Spread Betting Shares Plunge As EU Regulator Unveils Trading Crackdown

With two weeks to go before the implementation of the EU’s dreaded new regulatory overhaul, MiFID II has struck again...

This time it’s hit the shares of several derivatives brokers which provide platforms for retail (mainly) investors to speculate on global stocks, currencies, commodities and ETFs. Only a few days ago, we explained how banks were demanding an 11-th hour reprieve due to thousands of investors and corporate issuers lacking the Legal Entity Identifiers (LEI’s) which could see them shut of markets from 3 January 2018. According to Bloomberg.

Shares of stock derivative brokers including IG Group Holdings Plc, Plus500 Ltd. and CMC Markets Plc sank 14 percent or more in London after European regulators laid out harsher-than-expected potential rules on some speculative financial products. The companies operate some of the largest platforms for retail investors to trade contracts for difference, which are derivatives that allow investors to speculate on the price of stocks, currencies, and commodities without owning them. The European Securities and Markets Authority, using powers set out in the overhaul of financial rules known as MiFID II, outlined late Friday how it may curb leverage, limit how much clients can lose on the contracts and ban the sale of binary options.

“ESMA has been concerned about the provision of speculative products such as CFDs, including rolling spot forex, and binary options to retail clients for a considerable period of time and has conducted ongoing monitoring and supervisory convergence work in this area,” the agency said.

Shares in IG Group, which has 40% of the UK spread betting market, fell as much as 14% before finishing 9.3% down on the day. CMC Markets and Plus500 plunged as much as 19 percent before closing 12.5% and 10.8% lower, respectively.



ESMA is an EU-wide regulator, based in Paris, which is tasked with improving the functioning of financial markets across Europe, in particular strengthening investor protection and co-operation between national competent authorities. This is Bloomberg’s take on a “contract for difference”.

It’s a financial product that allows an investor to make a bet on the direction of stocks, currencies and commodities without owning them. There are hundreds of thousands of CFD traders across Europe. For a time, Australia elevated CFDs from an over-the-counter product to listing them on the Australian Securities Exchange. Things are different in the U.S., where regulators have largely banned them for amateur traders.

While they are, in essence, leveraged derivatives, they are also available to retail investors in what is a rapidly growing market. Aite LLC, a Boston-based research firm estimates that daily trading in CFDs amounted to $22 billion in 2007, is currently about $75 billion and is expected to increase to $94 billion by 2019. Scrutiny of CFDs has been increasing due to their complexity and riskiness for retail investors, especially in the wake of the growth in trading of highly volatile cryptocurrencies. However, as Bloomberg notes, the proposed regulations are more stringent than expected.

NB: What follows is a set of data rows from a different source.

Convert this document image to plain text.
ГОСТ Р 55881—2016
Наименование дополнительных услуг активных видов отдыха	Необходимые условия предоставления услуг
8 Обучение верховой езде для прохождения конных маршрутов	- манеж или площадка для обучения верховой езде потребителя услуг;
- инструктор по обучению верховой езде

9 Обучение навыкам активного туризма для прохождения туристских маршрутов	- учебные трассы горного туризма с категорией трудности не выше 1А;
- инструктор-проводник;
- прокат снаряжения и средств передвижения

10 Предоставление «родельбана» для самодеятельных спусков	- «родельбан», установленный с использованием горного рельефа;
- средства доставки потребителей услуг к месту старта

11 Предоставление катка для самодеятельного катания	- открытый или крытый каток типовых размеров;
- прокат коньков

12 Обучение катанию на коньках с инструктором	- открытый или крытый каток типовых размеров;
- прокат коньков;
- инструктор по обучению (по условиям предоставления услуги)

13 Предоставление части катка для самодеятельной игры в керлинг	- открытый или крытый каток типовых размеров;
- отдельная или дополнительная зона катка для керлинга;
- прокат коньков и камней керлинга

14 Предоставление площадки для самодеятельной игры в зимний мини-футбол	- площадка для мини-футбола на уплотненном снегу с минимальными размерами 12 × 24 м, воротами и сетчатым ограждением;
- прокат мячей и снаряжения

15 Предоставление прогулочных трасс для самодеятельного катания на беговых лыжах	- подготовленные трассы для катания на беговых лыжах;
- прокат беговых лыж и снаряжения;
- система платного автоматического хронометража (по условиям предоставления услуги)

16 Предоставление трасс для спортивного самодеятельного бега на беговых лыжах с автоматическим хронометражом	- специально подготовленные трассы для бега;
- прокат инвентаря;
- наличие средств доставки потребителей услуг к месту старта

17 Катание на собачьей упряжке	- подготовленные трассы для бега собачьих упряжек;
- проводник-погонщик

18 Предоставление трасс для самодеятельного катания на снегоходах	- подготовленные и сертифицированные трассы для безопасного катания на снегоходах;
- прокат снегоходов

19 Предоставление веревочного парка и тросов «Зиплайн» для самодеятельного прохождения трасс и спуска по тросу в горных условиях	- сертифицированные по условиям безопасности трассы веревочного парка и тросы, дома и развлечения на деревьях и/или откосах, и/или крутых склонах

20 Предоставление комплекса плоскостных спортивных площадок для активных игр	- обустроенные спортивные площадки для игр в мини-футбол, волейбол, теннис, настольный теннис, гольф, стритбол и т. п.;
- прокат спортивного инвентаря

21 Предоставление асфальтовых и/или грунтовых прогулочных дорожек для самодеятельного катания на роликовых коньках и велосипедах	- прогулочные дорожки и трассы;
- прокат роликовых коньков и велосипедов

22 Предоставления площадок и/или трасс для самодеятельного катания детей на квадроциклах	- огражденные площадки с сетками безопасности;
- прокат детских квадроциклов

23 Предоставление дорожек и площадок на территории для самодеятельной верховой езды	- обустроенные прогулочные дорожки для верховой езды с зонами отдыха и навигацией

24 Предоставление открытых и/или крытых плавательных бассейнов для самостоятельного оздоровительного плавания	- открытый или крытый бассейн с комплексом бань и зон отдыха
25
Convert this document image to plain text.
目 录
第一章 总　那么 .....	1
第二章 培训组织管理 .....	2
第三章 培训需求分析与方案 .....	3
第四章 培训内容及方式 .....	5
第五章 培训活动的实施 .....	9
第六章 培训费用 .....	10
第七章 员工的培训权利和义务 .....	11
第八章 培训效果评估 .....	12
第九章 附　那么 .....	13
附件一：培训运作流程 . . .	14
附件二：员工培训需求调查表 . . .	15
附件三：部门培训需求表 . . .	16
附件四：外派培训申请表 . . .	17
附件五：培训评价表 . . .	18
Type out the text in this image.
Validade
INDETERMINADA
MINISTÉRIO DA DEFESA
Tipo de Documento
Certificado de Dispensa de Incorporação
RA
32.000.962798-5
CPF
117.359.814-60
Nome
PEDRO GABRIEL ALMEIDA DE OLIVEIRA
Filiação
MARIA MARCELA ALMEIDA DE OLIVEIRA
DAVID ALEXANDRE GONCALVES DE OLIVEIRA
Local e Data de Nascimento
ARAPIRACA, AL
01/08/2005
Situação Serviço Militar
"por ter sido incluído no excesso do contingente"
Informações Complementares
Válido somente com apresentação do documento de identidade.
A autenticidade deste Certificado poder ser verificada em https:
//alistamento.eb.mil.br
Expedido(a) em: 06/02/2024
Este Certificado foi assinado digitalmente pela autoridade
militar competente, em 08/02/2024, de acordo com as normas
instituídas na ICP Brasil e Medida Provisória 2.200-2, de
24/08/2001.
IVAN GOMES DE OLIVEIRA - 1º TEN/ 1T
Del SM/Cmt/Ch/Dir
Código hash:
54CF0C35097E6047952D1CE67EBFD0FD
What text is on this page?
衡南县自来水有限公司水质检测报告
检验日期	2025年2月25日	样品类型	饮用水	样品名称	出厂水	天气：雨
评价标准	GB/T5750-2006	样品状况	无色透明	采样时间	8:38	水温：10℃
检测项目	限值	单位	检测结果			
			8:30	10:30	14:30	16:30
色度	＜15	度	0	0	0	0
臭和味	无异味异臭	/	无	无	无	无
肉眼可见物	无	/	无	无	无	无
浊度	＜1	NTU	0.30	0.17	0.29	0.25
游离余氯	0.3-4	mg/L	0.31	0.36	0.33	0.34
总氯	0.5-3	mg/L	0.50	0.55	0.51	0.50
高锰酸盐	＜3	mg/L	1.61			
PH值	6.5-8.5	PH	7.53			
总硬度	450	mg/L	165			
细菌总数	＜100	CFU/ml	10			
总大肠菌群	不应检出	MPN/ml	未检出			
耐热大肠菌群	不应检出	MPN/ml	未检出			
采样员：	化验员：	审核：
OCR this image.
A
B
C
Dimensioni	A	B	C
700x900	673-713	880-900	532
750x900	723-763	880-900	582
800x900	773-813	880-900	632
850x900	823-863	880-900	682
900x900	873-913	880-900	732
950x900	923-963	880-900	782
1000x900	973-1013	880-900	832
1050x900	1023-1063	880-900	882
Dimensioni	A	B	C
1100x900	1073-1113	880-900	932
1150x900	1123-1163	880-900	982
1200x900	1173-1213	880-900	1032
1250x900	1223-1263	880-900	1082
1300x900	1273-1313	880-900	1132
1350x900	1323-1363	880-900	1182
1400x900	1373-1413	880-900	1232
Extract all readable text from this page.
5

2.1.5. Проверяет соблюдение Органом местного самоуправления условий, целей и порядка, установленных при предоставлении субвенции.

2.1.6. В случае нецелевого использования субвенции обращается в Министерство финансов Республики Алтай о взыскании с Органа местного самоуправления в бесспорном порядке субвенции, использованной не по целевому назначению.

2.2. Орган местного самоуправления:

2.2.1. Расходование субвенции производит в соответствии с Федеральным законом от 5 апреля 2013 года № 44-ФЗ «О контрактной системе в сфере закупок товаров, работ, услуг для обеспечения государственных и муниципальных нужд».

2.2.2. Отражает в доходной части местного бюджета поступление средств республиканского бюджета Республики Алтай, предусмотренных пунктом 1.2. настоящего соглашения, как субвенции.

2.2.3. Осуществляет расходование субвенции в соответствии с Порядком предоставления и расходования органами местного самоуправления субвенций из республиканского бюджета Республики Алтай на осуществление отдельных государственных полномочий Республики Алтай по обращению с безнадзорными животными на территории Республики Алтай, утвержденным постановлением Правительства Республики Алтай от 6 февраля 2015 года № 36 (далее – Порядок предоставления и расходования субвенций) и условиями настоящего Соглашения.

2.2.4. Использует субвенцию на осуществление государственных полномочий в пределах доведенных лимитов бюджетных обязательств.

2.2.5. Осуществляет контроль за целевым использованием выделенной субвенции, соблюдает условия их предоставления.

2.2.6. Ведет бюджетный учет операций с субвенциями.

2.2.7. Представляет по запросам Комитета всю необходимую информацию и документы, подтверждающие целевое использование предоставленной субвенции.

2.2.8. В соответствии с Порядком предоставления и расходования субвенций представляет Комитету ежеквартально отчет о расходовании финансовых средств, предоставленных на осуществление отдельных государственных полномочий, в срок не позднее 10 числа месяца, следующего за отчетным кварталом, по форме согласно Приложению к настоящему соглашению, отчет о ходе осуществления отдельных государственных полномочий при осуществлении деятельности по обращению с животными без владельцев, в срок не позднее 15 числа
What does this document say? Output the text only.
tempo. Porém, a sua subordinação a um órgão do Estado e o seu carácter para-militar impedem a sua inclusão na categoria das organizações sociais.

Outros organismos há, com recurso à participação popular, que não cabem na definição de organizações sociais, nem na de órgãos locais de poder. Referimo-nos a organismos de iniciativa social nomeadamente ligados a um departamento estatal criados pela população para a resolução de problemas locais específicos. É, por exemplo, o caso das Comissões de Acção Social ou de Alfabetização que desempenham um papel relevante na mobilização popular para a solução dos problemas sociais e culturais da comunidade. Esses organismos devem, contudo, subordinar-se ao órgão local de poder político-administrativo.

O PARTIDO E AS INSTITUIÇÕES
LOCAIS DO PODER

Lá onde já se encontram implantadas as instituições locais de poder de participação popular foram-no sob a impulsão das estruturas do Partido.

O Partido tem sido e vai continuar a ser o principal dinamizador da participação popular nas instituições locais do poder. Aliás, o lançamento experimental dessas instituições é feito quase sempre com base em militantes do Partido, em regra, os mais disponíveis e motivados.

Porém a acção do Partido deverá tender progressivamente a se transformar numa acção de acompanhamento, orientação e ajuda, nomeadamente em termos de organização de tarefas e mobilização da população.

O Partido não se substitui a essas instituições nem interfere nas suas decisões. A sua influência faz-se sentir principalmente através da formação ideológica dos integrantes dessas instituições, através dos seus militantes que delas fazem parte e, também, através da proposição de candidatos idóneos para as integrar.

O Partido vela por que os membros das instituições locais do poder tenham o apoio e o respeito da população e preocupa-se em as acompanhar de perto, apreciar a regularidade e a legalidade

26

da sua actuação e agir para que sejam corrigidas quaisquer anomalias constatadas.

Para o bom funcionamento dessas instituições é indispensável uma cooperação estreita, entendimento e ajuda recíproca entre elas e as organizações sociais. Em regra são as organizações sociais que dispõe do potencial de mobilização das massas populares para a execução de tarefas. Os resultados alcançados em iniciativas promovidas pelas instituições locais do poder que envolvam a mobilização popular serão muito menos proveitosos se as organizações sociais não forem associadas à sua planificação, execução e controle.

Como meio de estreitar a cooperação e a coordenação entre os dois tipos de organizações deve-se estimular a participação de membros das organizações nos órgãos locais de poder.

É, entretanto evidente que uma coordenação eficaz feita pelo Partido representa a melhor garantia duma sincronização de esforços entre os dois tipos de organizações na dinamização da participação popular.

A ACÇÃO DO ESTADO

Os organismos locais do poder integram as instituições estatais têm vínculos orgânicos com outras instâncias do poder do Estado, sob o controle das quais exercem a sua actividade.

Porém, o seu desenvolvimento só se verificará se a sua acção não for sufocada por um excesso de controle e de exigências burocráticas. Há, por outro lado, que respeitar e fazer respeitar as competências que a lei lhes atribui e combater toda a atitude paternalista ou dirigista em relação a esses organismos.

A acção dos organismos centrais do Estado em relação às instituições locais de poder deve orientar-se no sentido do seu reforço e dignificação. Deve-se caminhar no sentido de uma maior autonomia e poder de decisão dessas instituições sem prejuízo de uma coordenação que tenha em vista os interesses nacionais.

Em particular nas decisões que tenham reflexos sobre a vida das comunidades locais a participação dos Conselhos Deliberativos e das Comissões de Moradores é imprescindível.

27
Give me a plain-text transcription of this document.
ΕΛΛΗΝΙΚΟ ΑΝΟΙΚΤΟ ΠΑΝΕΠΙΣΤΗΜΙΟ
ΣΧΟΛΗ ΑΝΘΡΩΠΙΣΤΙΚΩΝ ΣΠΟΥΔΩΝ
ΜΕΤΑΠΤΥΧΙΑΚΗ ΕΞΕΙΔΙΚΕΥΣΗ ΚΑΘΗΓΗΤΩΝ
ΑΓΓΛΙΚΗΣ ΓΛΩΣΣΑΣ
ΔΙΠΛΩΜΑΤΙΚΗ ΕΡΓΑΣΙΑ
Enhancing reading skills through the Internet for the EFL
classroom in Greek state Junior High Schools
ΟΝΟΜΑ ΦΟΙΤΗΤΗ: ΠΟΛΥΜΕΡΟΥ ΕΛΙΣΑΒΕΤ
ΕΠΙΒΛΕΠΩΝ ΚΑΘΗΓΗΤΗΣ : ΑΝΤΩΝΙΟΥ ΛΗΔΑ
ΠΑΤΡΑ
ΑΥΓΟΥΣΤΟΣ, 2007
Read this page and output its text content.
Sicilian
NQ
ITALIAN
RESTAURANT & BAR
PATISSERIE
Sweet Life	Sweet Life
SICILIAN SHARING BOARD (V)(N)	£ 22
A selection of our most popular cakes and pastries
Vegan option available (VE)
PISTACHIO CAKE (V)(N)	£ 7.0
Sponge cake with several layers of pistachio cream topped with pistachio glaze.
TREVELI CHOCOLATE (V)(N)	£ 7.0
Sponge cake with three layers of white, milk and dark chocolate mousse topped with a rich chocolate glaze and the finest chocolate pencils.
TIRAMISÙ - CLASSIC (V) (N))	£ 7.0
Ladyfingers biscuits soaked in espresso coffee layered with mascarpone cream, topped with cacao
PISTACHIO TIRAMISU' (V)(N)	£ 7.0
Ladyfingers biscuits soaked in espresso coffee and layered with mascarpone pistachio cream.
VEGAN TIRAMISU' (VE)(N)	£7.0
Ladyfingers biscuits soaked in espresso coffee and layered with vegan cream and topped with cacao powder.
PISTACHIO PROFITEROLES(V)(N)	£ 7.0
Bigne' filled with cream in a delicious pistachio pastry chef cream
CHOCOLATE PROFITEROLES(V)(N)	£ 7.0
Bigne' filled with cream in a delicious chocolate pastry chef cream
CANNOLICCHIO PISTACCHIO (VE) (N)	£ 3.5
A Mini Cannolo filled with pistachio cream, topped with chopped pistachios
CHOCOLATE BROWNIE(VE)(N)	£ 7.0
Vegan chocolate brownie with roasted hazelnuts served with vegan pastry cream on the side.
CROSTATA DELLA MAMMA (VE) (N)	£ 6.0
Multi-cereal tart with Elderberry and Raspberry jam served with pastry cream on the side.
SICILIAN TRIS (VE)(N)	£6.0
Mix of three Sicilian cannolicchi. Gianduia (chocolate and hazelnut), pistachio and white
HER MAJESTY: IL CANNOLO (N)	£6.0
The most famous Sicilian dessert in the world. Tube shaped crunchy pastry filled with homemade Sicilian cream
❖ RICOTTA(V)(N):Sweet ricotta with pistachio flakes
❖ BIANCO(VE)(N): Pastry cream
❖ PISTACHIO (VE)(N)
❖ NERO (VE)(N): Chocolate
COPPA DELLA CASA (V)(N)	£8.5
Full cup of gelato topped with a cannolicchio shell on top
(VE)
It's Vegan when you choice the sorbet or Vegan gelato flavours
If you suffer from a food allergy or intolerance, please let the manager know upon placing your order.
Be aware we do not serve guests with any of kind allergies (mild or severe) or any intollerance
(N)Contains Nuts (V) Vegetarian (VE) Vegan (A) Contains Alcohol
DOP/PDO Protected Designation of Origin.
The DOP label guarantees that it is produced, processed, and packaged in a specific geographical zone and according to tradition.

Many investors were expecting ESMA’s action to be in line with a move made by the U.K.’s Financial Conduct Authority (FCA) in 2016, said Numis Securities Ltd.’s Jonathan Goslin. The agency proposed capping leverage, the amount of borrowed funds investors could use, at 50 to 1 with a 25 to 1 for traders with less than 12 months experience. But ESMA took a harder line, Goslin said: “It’s pan-Europe,” said the analyst, who recommends investors sell CMC shares.

The authority also said it was weighing whether to "restrict the marketing, distribution or sale to retail clients of CFDs." Regulators have criticized CFD advertising for being too aggressive and aimed at retail investors who don’t understand the products’ complexity.

Brokerages such as Plus500 market their offerings to retail investors through sponsorship deals with professional soccer clubs such as Atletico Madrid and Liverpool. Real Madrid forward Cristiano Ronaldo, who has a partnership with Exness Ltd. in London, touts the brokerage to his 66 million Twitter followers.

The FCA estimated that more than 80% of spread betting clients have lost an average of £3,300 ($4,400) on CFD products. A Liberum Capital analyst, Portia Peel, noted that the leverage limits will be a “concern” given that some providers offer leverage on specific products between 250-500:1. Furthermore, a fast-growing part of the CFD business is cryptocurrencies, which may be damaged by tougher regulations. On 14 November 2017, the UK’s FCA issued a statement warning investors that derivatives linked to cryptocurrencies are "extremely high-risk, speculative products”.

In response to the announcement, IG Group complained that the proposals on limiting leverage are “disproportionate”, while estimating that the hit to its revenues would be less than 10%. It also noted that more than half of its UK and EU clients may be “professional” investors not impacted by the rules. It did make one insightful point, however. If the ESMA’s proposals are too tough, investors could choose to trade CFD’s on unregulated exchanges beyond the reach of the EU.